Figure 1 is a dull electropherogram of RNA of various viruses, where lane 1 is R'V-1, lane 2 is RV-6, lane 3 is RV-5, lane 4 is RV-4, and lane 5 is R'V-1. 5A-11; Figure 2 shows a plaque formed by a virus and is a photograph in place of a drawing showing the form of an organism; the snake is an RV-5 pattern;
, C is RV-3, and -' (A indicates the contrast. Hereinafter, 7jτ White 11M, f, 3 + j (SQ Origin: Author: Ruth Francis, Australia. 7' 31) However, there is a written amendment to the procedure (method) June 7, 1985 Manabu Shiga, Commissioner of the Patent Office 1, Indication of the case 1985 Patent Application No. 22813 No. 2, Name of the invention Four Tavirus vaccine and its manufacturing method 3. Relationship with the amended person's case Name of patent applicant Royal Children's Hospital Research
Foundation fraud 4, agent 6, subject of amendment (1) "Brief explanation of drawings" column in the specification (2) "Applicant's representative" column in the application (3) Power of attorney package = stand = Bone (5) Corporate Certificate 7, Contents of amendment ill
This is a photograph in place of a drawing.'' +2+ +31 +51 As shown in the attached sheet -11 8. List of attached documents (1) Application for correction 1 copy (2) Power of attorney and translation 1 copy each -→Tenbansha-←-Ichiban (4) Corporate certificate and translation 1 copy each (5) Report form 1 copy

Claims (1)

[Scope of Claims] 1. A method for producing a vaccine for providing immunological protection against acute diarrhea caused by human rotavirus, comprising preparing a filtrate from fecal sasansol containing human rotavirus. using a larger amount of the lachrymal fluid than would be the case with known techniques as an inoculum, and using a comparable concentration of inoculum and a comparable amount of a suitable substrate, on which the virus is grown, and the virus obtaining a live attenuated strain of said virus suitable for use as said vaccine by successive passage of said virus. 2. The large amount of F solution is used in known techniques.

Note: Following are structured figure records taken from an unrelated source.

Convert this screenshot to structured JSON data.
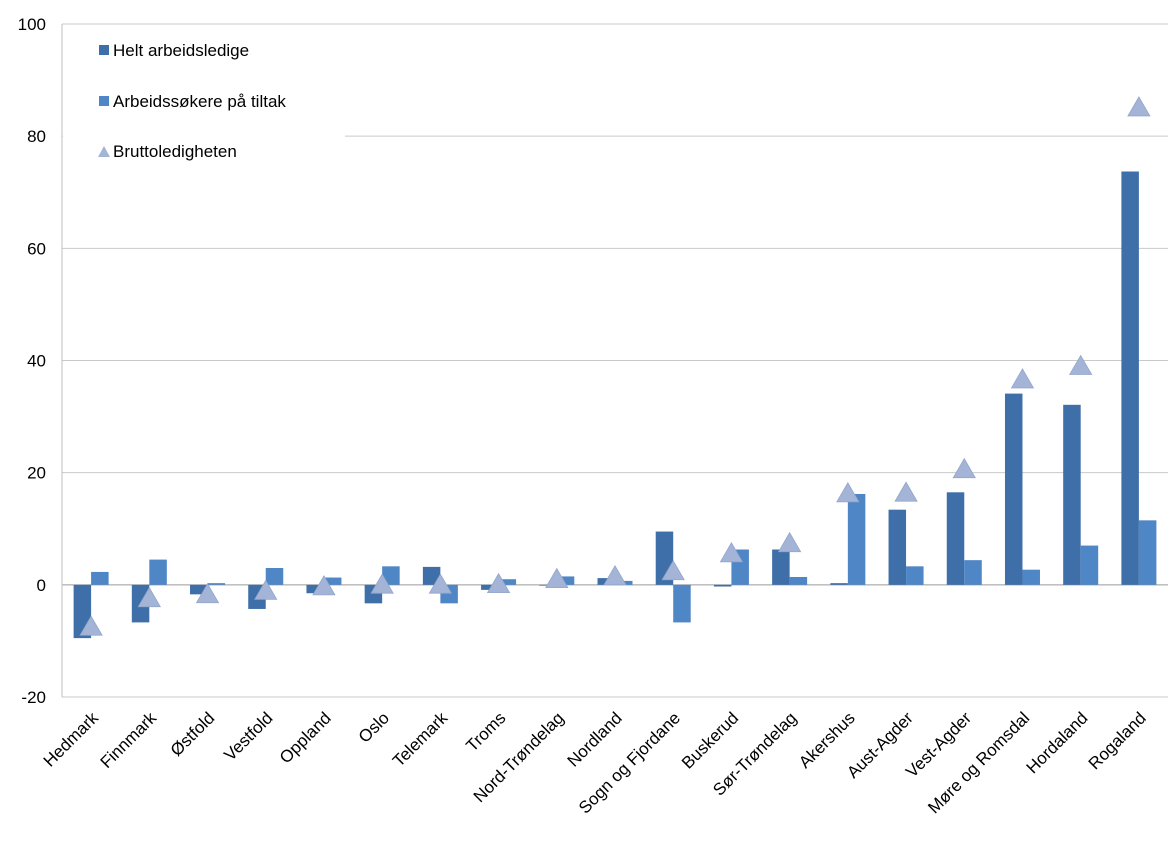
{
  "chart_data": {
    "type": "bar",
    "categories": [
      "Hedmark",
      "Finnmark",
      "Østfold",
      "Vestfold",
      "Oppland",
      "Oslo",
      "Telemark",
      "Troms",
      "Nord-Trøndelag",
      "Nordland",
      "Sogn og Fjordane",
      "Buskerud",
      "Sør-Trøndelag",
      "Akershus",
      "Aust-Agder",
      "Vest-Agder",
      "Møre og Romsdal",
      "Hordaland",
      "Rogaland"
    ],
    "series": [
      {
        "name": "Helt arbeidsledige",
        "kind": "bar",
        "color": "#3f6fa8",
        "values": [
          -9.5,
          -6.7,
          -1.7,
          -4.3,
          -1.5,
          -3.3,
          3.2,
          -0.9,
          0.0,
          1.2,
          9.5,
          -0.3,
          6.3,
          0.3,
          13.4,
          16.5,
          34.1,
          32.1,
          73.7
        ]
      },
      {
        "name": "Arbeidssøkere på tiltak",
        "kind": "bar",
        "color": "#4f86c6",
        "values": [
          2.3,
          4.5,
          0.3,
          3.0,
          1.3,
          3.3,
          -3.3,
          1.0,
          1.5,
          0.7,
          -6.7,
          6.3,
          1.4,
          16.2,
          3.3,
          4.4,
          2.7,
          7.0,
          11.5
        ]
      },
      {
        "name": "Bruttoledigheten",
        "kind": "marker",
        "color": "#a3b4d6",
        "values": [
          -7.3,
          -2.2,
          -1.5,
          -0.9,
          -0.1,
          0.2,
          0.2,
          0.3,
          1.2,
          1.7,
          2.6,
          5.8,
          7.6,
          16.5,
          16.6,
          20.8,
          36.8,
          39.2,
          85.3
        ]
      }
    ],
    "yticks": [
      -20,
      0,
      20,
      40,
      60,
      80,
      100
    ],
    "ylim": [
      -20,
      100
    ],
    "grid": true,
    "legend_position": "top-left",
    "title": "",
    "xlabel": "",
    "ylabel": ""
  }
}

The method according to claim 1, wherein the amount of liquid is 5 times or more. 3. Claim 2, in which the same amount of child inoculum used in the first passage is used in the next passage without dilution.
The method described in section. 4. The method according to claim 3, wherein the virus is successively passaged five or more times. 5. The method of claim 4, wherein said substrate comprises cells from a cell line known as MA-104. 6. The method of claim 4, wherein said substrate comprises cells from a cell line known as F Rb L2. 7. A vaccine providing immunological protection against acute diarrhea caused by human rotavirus, - Hu/Au5tralia/10-25-10/77/
A vaccine comprising a live attenuated strain of the virus designated L. 8. A vaccine that provides immunological protection against acute diarrhea caused by human rotavirus, which
“ Hu/Au5tralia/1-9-12/77/S
A vaccine containing a weak strawberry strain of a virus called. 9. A vaccine providing enhanced cross-protection against acute diarrhea caused by human rotavirus, Hu/Au5tralia/10-25-10/7
A vaccine comprising a live attenuated strain of the virus designated 7/L and a live attenuated strain of the virus designated Hu/Au5tralia/1-9-127777S.